Ann is in double mind to participate for long jump in annual school meet. Girish offers to ride her to Kakkadan mala and arranges a person to role-play as angel. Baby shares tragic death of his daughter, and encourages Girish to make happen Ann's dream of meeting angel. Girish gets the permission of Teresa and drives her to the mountain top. Girish is worried if arranged person would show up on time. By coincidence someone comes as an angel. Ann is elated and tells her innermost wish. On their return journey David sees them and make out it's Ann who arranged to get him beaten up.

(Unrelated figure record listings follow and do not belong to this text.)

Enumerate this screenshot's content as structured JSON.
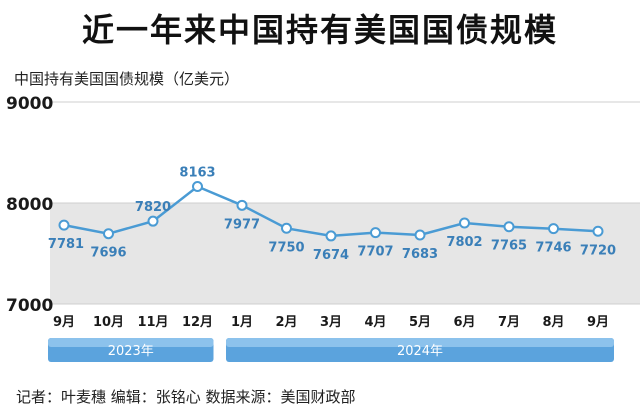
{
  "title": "近一年来中国持有美国国债规模",
  "colors": {
    "line": "#4a9bd4",
    "label": "#3a7fb8",
    "band": "#5ba3dd",
    "band_light": "#eaf3fb",
    "gray_band": "#e6e6e6"
  },
  "chart_data": {
    "type": "line",
    "ylabel": "中国持有美国国债规模（亿美元）",
    "ylim": [
      7000,
      9000
    ],
    "yticks": [
      7000,
      8000,
      9000
    ],
    "categories": [
      "9月",
      "10月",
      "11月",
      "12月",
      "1月",
      "2月",
      "3月",
      "4月",
      "5月",
      "6月",
      "7月",
      "8月",
      "9月"
    ],
    "series": [
      {
        "values": [
          7781,
          7696,
          7820,
          8163,
          7977,
          7750,
          7674,
          7707,
          7683,
          7802,
          7765,
          7746,
          7720
        ]
      }
    ],
    "year_groups": [
      {
        "label": "2023年",
        "from": 0,
        "to": 3
      },
      {
        "label": "2024年",
        "from": 4,
        "to": 12
      }
    ],
    "grid": false
  },
  "footer": {
    "text": "记者：叶麦穗  编辑：张铭心  数据来源：美国财政部"
  }
}
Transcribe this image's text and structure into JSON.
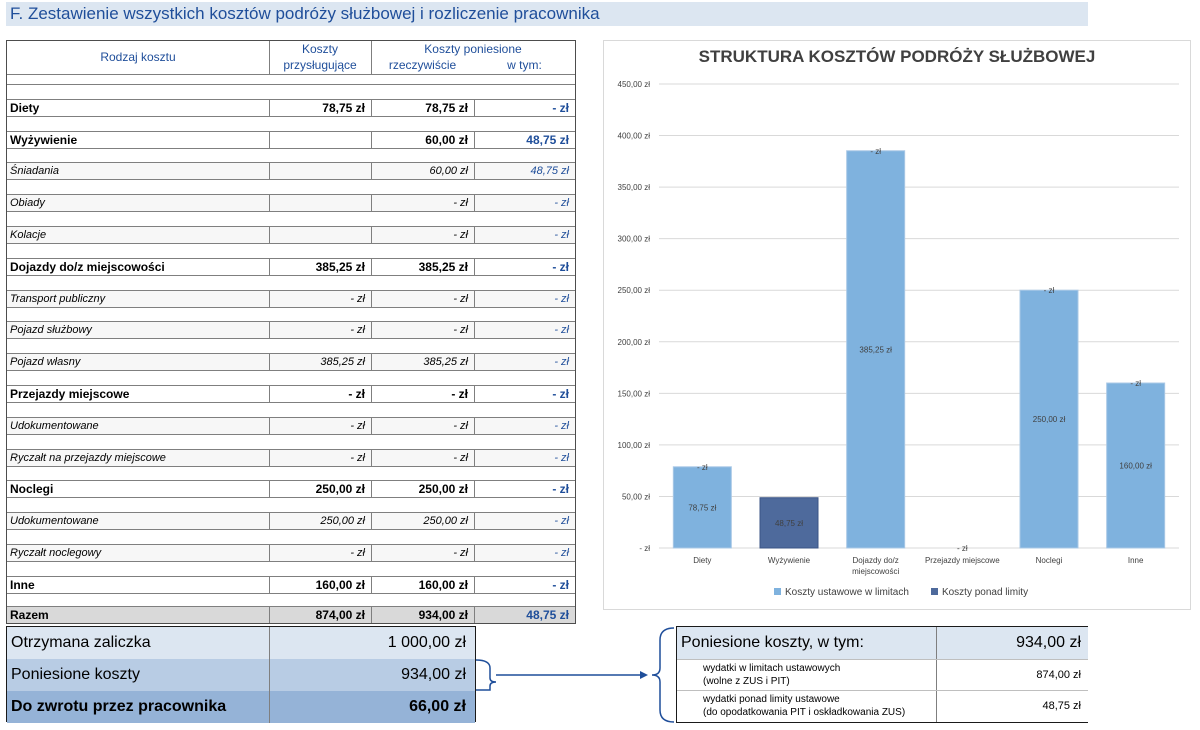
{
  "section_title": "F. Zestawienie wszystkich kosztów podróży służbowej i rozliczenie pracownika",
  "table": {
    "headers": {
      "type": "Rodzaj kosztu",
      "entitled_line1": "Koszty",
      "entitled_line2": "przysługujące",
      "incurred": "Koszty poniesione",
      "actual": "rzeczywiście",
      "of_which": "w tym:"
    },
    "rows": [
      {
        "label": "Diety",
        "entitled": "78,75 zł",
        "actual": "78,75 zł",
        "over": "-   zł",
        "kind": "bold"
      },
      {
        "label": "Wyżywienie",
        "entitled": "",
        "actual": "60,00 zł",
        "over": "48,75 zł",
        "kind": "bold"
      },
      {
        "label": "Śniadania",
        "entitled": "",
        "actual": "60,00 zł",
        "over": "48,75 zł",
        "kind": "sub"
      },
      {
        "label": "Obiady",
        "entitled": "",
        "actual": "-   zł",
        "over": "-   zł",
        "kind": "sub"
      },
      {
        "label": "Kolacje",
        "entitled": "",
        "actual": "-   zł",
        "over": "-   zł",
        "kind": "sub"
      },
      {
        "label": "Dojazdy do/z miejscowości",
        "entitled": "385,25 zł",
        "actual": "385,25 zł",
        "over": "-   zł",
        "kind": "bold"
      },
      {
        "label": "Transport publiczny",
        "entitled": "-   zł",
        "actual": "-   zł",
        "over": "-   zł",
        "kind": "sub"
      },
      {
        "label": "Pojazd służbowy",
        "entitled": "-   zł",
        "actual": "-   zł",
        "over": "-   zł",
        "kind": "sub"
      },
      {
        "label": "Pojazd własny",
        "entitled": "385,25 zł",
        "actual": "385,25 zł",
        "over": "-   zł",
        "kind": "sub"
      },
      {
        "label": "Przejazdy miejscowe",
        "entitled": "-   zł",
        "actual": "-   zł",
        "over": "-   zł",
        "kind": "bold"
      },
      {
        "label": "Udokumentowane",
        "entitled": "-   zł",
        "actual": "-   zł",
        "over": "-   zł",
        "kind": "sub"
      },
      {
        "label": "Ryczałt na przejazdy miejscowe",
        "entitled": "-   zł",
        "actual": "-   zł",
        "over": "-   zł",
        "kind": "sub"
      },
      {
        "label": "Noclegi",
        "entitled": "250,00 zł",
        "actual": "250,00 zł",
        "over": "-   zł",
        "kind": "bold"
      },
      {
        "label": "Udokumentowane",
        "entitled": "250,00 zł",
        "actual": "250,00 zł",
        "over": "-   zł",
        "kind": "sub"
      },
      {
        "label": "Ryczałt noclegowy",
        "entitled": "-   zł",
        "actual": "-   zł",
        "over": "-   zł",
        "kind": "sub"
      },
      {
        "label": "Inne",
        "entitled": "160,00 zł",
        "actual": "160,00 zł",
        "over": "-   zł",
        "kind": "bold"
      },
      {
        "label": "Razem",
        "entitled": "874,00 zł",
        "actual": "934,00 zł",
        "over": "48,75 zł",
        "kind": "bold total"
      }
    ]
  },
  "chart_data": {
    "type": "bar",
    "stacked": true,
    "title": "STRUKTURA KOSZTÓW PODRÓŻY SŁUŻBOWEJ",
    "categories": [
      "Diety",
      "Wyżywienie",
      "Dojazdy do/z miejscowości",
      "Przejazdy miejscowe",
      "Noclegi",
      "Inne"
    ],
    "series": [
      {
        "name": "Koszty ustawowe w limitach",
        "color": "#7fb2de",
        "values": [
          78.75,
          0,
          385.25,
          0,
          250,
          160
        ],
        "labels": [
          "78,75 zł",
          "",
          "385,25 zł",
          "",
          "250,00 zł",
          "160,00 zł"
        ]
      },
      {
        "name": "Koszty ponad limity",
        "color": "#4e6a9c",
        "values": [
          0,
          48.75,
          0,
          0,
          0,
          0
        ],
        "labels": [
          "-   zł",
          "48,75 zł",
          "-   zł",
          "-   zł",
          "-   zł",
          "-   zł"
        ]
      }
    ],
    "ylim": [
      0,
      450
    ],
    "yticks": [
      0,
      50,
      100,
      150,
      200,
      250,
      300,
      350,
      400,
      450
    ],
    "ytick_labels": [
      "-   zł",
      "50,00 zł",
      "100,00 zł",
      "150,00 zł",
      "200,00 zł",
      "250,00 zł",
      "300,00 zł",
      "350,00 zł",
      "400,00 zł",
      "450,00 zł"
    ],
    "grid": true,
    "legend": "bottom"
  },
  "summary": {
    "rows": [
      {
        "label": "Otrzymana zaliczka",
        "value": "1 000,00 zł"
      },
      {
        "label": "Poniesione koszty",
        "value": "934,00 zł"
      },
      {
        "label": "Do zwrotu przez pracownika",
        "value": "66,00 zł"
      }
    ],
    "colors": [
      "#dce6f1",
      "#b8cce4",
      "#95b3d7"
    ]
  },
  "breakdown": {
    "header_label": "Poniesione koszty, w tym:",
    "header_value": "934,00 zł",
    "items": [
      {
        "line1": "wydatki w limitach ustawowych",
        "line2": "(wolne z ZUS i PIT)",
        "value": "874,00 zł"
      },
      {
        "line1": "wydatki ponad limity ustawowe",
        "line2": "(do opodatkowania PIT i oskładkowania ZUS)",
        "value": "48,75 zł"
      }
    ]
  }
}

During sports meet, David approaches Ann and shows the photograph and threaten her to get dismissed. She is shaken and while preparing for the jump she collapses. Girish knowing this musters the courage to challenge David and beats him black and blue.

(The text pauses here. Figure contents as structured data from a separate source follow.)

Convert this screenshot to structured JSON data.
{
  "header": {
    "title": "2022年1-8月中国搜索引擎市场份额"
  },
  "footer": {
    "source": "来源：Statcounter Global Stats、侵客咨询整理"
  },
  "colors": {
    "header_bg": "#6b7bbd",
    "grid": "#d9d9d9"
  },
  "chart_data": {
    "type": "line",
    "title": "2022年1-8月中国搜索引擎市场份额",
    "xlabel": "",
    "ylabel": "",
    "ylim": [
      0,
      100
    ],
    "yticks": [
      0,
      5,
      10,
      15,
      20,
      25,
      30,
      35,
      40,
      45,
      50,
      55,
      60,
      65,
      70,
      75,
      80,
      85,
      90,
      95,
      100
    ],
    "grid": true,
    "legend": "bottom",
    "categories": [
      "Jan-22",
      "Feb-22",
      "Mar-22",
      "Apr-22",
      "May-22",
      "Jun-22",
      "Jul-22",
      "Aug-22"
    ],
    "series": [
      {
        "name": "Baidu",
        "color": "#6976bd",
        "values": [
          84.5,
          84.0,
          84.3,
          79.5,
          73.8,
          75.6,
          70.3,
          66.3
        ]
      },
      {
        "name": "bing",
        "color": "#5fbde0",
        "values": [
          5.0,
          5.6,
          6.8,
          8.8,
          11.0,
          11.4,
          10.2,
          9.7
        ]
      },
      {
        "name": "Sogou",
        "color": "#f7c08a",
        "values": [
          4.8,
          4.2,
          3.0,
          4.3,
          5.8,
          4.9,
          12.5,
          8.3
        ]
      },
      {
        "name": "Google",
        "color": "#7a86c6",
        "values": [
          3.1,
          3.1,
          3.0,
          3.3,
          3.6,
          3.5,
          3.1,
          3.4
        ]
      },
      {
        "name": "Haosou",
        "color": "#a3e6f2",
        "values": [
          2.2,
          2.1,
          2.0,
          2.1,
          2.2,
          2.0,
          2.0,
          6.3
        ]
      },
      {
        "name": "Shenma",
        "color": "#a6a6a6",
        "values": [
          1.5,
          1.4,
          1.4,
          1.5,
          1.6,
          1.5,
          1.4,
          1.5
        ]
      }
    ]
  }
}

A little while later Ann is shown to be participating in a zonal level meet. Her first two jumps were fouls and is very disappointed. Suddenly the person whom she met at mountain top and mistook for angel shows up and encourages her, who was indeed an angel. With a new found confidence she takes the jump and comes first. Girish reveals that her parents have reconciled and her father going to stay always with her thus giving a happy ending to the story. With Baby's help, Ambrose gets a job as a helper in a lorry, going to North India. The driver turns out to be Suku.

== Cast ==

- Sara Arjun as Annmariya / Ann
- Sunny Wayne as Gireesh a.k.a. Poombatta Gireesh
- Master Vishal Krishna as Avinash, Ann's wannabe boyfriend
- Aju Varghese as Ambrose
- Siddique as Baby Perumkudy
- Saiju Kurup as Dr. Roy, Annmariya's father
- Leona Lishoy as Dr. Teresa Roy, Annmariya's mother
- Shine Tom Chacko as Suku
- Dharmajan Bolgatty as Saabu
- Sethu Lakshmi as Gireesh's mother
- John Kaippallil as David, PT Master
- Althaf Manaf as Sarath, Avinash's boaster friend
- Vijayakumar as SI
- Bijukuttan as Vellichapadu/ Angel for hire
- Anjali Aneesh as Megha, English Teacher
- Dulquer Salmaan as Angel (cameo)
- Saranya Sasi
- Divya M Nair as Advocate

== Production ==
The film is jointly scripted by Midhun Manuel Thomas and John Manthrichal. While Vishnu Sharma handles photography, songs are composed by Shaan Rahman and while the score is composed by Sooraj S. Kurup.

In June 2016, Dulquer Salmaan released the first look poster of the film and announced that he will make a special appearance in it. "His character is integral to the development of the plot" said Midhun Thomas in an interview. This is Midhun's second feature film, unlike his first venture, this film is all about soul, freshness and unadulterated fun which could be enjoyed as a family.

== Music ==

Soundtrack
| No. | Title | Lyrics | Singer(s) | Length |
|---|---|---|---|---|
| 1. | "Tharamai Thinkalai" | Manu Manjith | Sachin Warrier | 2:46 |
| 2. | "Kurumbathi Chundari Nee" | Manu Manjith | Vineeth Sreenivasan | 3:04 |
| Total length: |  |  |  | 5:50 |

== Release ==
Annmariya Kalippilannu released on August 5, 2016. Sethu Lakshmi won the Asianet Film Award for Best Supporting Actress for this film in 2016.